Investidor pede à CVM que investigue o Panamericano

O empresário e investidor Adalberto Salgado Júnior solicitou à Comissão de Valores Mobiliários (CVM) que investigue e tome eventuais medidas contra a instituição financeira, hoje controlada pelo BTG Pactual 

Mariana Durão, da Agência Estado,

29 de março de 2012 | 20h32

Pouco mais de um mês após entrar com pedido de inquérito na Polícia Federal (PF) contra a atual diretoria do Banco Panamericano, o empresário e investidor Adalberto Salgado Júnior solicitou à Comissão de Valores Mobiliários (CVM) que investigue e tome eventuais medidas contra a instituição financeira, hoje controlada pelo BTG Pactual. Em 2011, já sob controle do BTG, o banco bloqueou na Justiça o pagamento de R$ 22 milhões em Certificados de Depósitos Bancários (CDBs) com taxas prefixadas em favor de Salgado.

Na ação cautelar, que envolve outros 27 investidores, o Panamericano alega que houve uma "diabólica fraude" na pactuação das taxas. Na tentativa de não pagar os CDBs, o banco alegou que "pela sofisticação contábil empregada (...), os novos controladores do Panamericano levaram bastante tempo para identificar e dimensionar o estouro" e por isso teria demorado a ajuizar a ação.

No requerimento à PF, Salgado alega fraude processual. Ele afirma que o BTG Pactual foi o coordenador líder da oferta pública inicial do Panamericano, em 2007, analisando minuciosamente suas operações financeiras.

Com base no mesmo argumento, o investidor recorre à CVM. De acordo com o empresário, o BTG Pactual foi contraditório ao atestar a veracidade das informações prestadas pelo Panamericano na época da abertura de capital e, agora, vai contra o que afirmou em suas auditorias, "por motivos e interesse pessoal e econômico".

Segundo a petição enviada à autarquia o atual sócio controlador do Panamericano "tinha por obrigação não só saber da existência como atestar a licitude das operações envolvendo o peticionário (que se encontravam devidamente contabilizadas no Banco e, portanto, refletidas no prospecto)".

Os advogados de Salgado defendem que, além de tentar induzir a Justiça a erro, a atual diretoria do banco teve "a intenção de gerir fraudulentamente a instituição financeira, empresa de capital aberto, criando artifícios para o não cumprimento de contratos".

A defesa cita que o BTG Pactual está em vias de realizar seu IPO e que, por isso, seria extremamente relevante a apuração da questão pela CVM, como reguladora do mercado de capitais, e seu conhecimento pelo mercado e investidores.

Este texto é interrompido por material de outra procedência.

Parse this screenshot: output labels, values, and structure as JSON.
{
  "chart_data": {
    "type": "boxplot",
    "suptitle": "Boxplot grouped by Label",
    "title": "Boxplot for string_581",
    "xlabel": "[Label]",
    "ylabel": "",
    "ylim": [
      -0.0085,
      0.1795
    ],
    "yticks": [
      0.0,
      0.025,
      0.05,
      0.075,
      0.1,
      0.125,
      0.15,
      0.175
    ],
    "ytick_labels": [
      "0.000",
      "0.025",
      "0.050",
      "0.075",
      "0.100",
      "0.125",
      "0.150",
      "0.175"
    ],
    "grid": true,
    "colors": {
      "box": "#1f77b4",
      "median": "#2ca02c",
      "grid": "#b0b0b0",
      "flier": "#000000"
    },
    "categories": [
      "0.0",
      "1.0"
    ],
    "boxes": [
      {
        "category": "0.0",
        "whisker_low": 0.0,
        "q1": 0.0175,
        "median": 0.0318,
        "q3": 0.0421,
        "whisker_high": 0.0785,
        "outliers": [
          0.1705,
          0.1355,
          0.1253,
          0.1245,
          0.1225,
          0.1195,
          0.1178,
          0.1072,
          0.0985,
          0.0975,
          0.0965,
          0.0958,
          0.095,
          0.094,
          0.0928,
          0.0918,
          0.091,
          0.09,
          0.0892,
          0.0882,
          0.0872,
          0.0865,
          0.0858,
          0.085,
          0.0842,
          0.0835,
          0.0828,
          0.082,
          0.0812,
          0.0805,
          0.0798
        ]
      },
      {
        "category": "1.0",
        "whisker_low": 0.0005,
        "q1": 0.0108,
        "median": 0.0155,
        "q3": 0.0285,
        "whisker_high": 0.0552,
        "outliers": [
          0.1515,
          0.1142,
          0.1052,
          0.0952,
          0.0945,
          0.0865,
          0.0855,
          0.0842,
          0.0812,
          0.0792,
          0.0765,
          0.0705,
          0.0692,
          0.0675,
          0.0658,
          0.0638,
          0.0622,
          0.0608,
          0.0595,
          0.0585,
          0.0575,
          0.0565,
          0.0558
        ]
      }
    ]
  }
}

E afirma que o episódio é grave e capaz de desestabilizar o mercado financeiro e a credibilidade de outros bancos.

Salgado é citado no inquérito que apurou o rombo de R$ 4,3 bilhões no Panamericano, mas não foi indiciado pela PF. Um relatório do Conselho de Controle de Atividades Financeiras aponta que ele lucrou 697% com os CDBs em 315 dias.